The results of the Contexts Graduate Student Editorial Board study, which collected data on the sociological books people actually take home from bookstores, suggest some further conclusions.
The main finding of my study and the Contexts update is that sociology simply does not attract many general readers outside the classroom. This is not likely to change in the next decade, when I hope Contexts will undertake another study on this subject. Perhaps by then sociology will make itself socially more useful and will attract more general readers.
How might that be done? I think researchers should become more excited than they are now by topical issues, those that interest and concern general readers. Not momentary issues but persisting ones, of which there’s never a shortage. Subjects and issues that are or should be on the agendas of policy makers, politicians, and social movement leaders ought to be of higher priority in our research as well.
Insights, ideas, and findings from sociologically sound research—preferably original ones that journalists and others have not already come up with—are essential. Clear, non-technical language and well-paced prose free of academic repetition are also critical. If authors can transmit their excitement about their work, it should almost automatically lead to a “good read.”
Further, general readers may be attracted if sociology sticks to what I believe it does best. Sociologists have always distinguished themselves through empirical research about the patterns and problems of everyday life. We do especially well by talking and listening to ordinary, rank and file Americans at home, in their workplaces, and in the organizations in which they are active.
We have gone “backstage” to help demystify important (and self-important) institutions, and we could do more, right now especially among multinational corporations, hedge funds, major Washington lobbies and the like. We ought to put more effort into debunking insufficiently wise conventional wisdoms and correcting inaccurate stereotypes as Barry Glassner has done exceedingly well in Culture of Fear. And we should pursue the original ideas that result from looking at society from new angles—especially bottom-up ones.
The ethnographic studies and in-depth interviews in which sociology has specialized allow us to get close to the people that constitute society. These methods also produce rich data and new insights that give us a leg up on the other disciplines seeking to reach the general public.
If authors follow these kinds of leads, some will wind up with important books and perhaps even a few influential ones. Enough authors going in this direction will lead to a socially more useful discipline, raising sociology’s reputation and heightening its intellectual standing.

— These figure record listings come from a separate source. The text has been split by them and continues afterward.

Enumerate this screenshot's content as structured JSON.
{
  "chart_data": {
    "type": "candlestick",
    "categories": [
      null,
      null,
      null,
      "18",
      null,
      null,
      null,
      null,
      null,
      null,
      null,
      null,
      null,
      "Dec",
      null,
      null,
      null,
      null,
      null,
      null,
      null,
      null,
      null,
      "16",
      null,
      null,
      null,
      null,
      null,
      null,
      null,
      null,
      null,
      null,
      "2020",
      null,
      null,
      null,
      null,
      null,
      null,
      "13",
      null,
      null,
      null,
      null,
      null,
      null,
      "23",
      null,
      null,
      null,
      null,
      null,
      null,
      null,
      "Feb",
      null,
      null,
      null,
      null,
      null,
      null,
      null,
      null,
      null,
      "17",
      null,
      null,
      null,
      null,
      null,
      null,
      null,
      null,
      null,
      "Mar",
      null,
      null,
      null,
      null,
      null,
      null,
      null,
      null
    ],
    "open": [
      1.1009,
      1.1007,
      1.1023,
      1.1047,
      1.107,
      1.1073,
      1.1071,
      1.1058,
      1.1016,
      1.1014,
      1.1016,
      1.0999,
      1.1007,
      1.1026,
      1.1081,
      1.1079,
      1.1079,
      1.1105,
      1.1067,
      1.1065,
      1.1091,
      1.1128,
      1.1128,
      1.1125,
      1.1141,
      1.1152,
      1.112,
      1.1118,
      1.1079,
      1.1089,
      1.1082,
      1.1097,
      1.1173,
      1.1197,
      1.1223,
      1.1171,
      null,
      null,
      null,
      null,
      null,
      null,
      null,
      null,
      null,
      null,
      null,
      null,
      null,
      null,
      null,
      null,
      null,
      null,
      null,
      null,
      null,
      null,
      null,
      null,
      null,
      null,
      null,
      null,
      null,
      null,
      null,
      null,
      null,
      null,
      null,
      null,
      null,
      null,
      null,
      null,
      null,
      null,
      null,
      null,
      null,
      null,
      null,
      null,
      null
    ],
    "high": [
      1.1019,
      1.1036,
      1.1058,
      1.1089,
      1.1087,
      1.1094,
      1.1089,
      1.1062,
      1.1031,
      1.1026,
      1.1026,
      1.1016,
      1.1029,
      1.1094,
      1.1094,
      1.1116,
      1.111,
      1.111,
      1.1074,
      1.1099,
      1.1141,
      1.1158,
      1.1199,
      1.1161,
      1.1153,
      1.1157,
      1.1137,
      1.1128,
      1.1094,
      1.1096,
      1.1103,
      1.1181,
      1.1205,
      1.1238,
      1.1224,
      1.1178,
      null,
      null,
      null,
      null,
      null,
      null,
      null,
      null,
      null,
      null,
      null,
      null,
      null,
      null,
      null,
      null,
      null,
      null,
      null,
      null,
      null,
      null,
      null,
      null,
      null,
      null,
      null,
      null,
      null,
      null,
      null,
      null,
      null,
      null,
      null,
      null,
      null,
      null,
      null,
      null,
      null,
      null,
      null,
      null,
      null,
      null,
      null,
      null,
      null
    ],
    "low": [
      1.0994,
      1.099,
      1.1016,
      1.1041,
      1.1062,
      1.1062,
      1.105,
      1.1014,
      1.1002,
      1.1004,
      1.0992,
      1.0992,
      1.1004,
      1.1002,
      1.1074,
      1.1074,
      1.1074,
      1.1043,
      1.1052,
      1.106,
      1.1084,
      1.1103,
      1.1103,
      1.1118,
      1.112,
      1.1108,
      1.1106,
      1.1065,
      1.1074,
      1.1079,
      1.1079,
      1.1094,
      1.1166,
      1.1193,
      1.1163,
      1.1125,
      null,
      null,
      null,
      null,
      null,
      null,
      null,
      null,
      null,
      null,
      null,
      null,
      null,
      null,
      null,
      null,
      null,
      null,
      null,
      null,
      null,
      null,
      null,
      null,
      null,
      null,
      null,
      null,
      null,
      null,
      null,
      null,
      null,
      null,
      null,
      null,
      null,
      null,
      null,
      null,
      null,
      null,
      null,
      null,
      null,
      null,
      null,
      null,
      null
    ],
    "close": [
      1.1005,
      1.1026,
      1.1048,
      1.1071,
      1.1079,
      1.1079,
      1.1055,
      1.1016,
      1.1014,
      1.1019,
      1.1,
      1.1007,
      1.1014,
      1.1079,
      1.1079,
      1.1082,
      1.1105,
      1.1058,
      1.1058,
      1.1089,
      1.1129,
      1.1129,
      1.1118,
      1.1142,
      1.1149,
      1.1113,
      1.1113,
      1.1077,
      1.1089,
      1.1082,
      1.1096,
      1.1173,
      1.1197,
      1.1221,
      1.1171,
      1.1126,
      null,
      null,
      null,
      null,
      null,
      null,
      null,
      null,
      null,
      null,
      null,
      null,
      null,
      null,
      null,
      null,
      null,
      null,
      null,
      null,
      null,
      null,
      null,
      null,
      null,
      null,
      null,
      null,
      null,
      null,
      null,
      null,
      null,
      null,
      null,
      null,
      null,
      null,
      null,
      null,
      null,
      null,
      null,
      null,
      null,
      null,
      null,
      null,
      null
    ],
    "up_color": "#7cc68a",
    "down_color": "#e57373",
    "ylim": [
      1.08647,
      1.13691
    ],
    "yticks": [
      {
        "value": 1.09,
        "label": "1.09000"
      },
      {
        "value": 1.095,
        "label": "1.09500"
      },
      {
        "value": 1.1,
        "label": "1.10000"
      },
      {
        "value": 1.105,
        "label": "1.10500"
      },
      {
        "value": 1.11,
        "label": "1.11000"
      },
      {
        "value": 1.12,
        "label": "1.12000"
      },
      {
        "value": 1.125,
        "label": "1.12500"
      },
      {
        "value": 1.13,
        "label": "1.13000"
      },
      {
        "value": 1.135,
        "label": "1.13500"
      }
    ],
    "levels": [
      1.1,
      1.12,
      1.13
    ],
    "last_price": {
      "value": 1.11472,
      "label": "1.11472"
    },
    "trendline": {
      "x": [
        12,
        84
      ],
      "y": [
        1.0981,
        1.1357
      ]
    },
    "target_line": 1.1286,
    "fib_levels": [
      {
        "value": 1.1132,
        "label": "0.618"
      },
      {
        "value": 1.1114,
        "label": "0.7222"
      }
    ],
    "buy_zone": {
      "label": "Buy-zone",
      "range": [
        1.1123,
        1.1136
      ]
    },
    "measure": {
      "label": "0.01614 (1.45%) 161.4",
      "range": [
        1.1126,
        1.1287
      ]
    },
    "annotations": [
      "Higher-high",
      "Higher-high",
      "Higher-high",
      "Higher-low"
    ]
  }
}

Sociologists should, however, be the first to realize that progress is rarely achieved by individuals alone. As I have suggested in recent articles on public sociology and public ethnography, our discipline must offer institutional support, too. Sociology should provide the same kind of training and career advancement for the research and writing I have advocated as for contributions to theorizing, methodological work and empirical studies that contribute to the disciplinary “literature.” Students and professors must be encouraged, funded, and otherwise rewarded for work on topics and issues that are relevant, useful, and accessible to people outside the disciplines. Then the editors, reviewers, and other gatekeepers who publish the general magazines and books serving the lay public may pay more attention to sociology than they do now.
And who knows. Sociologists may even sell more books!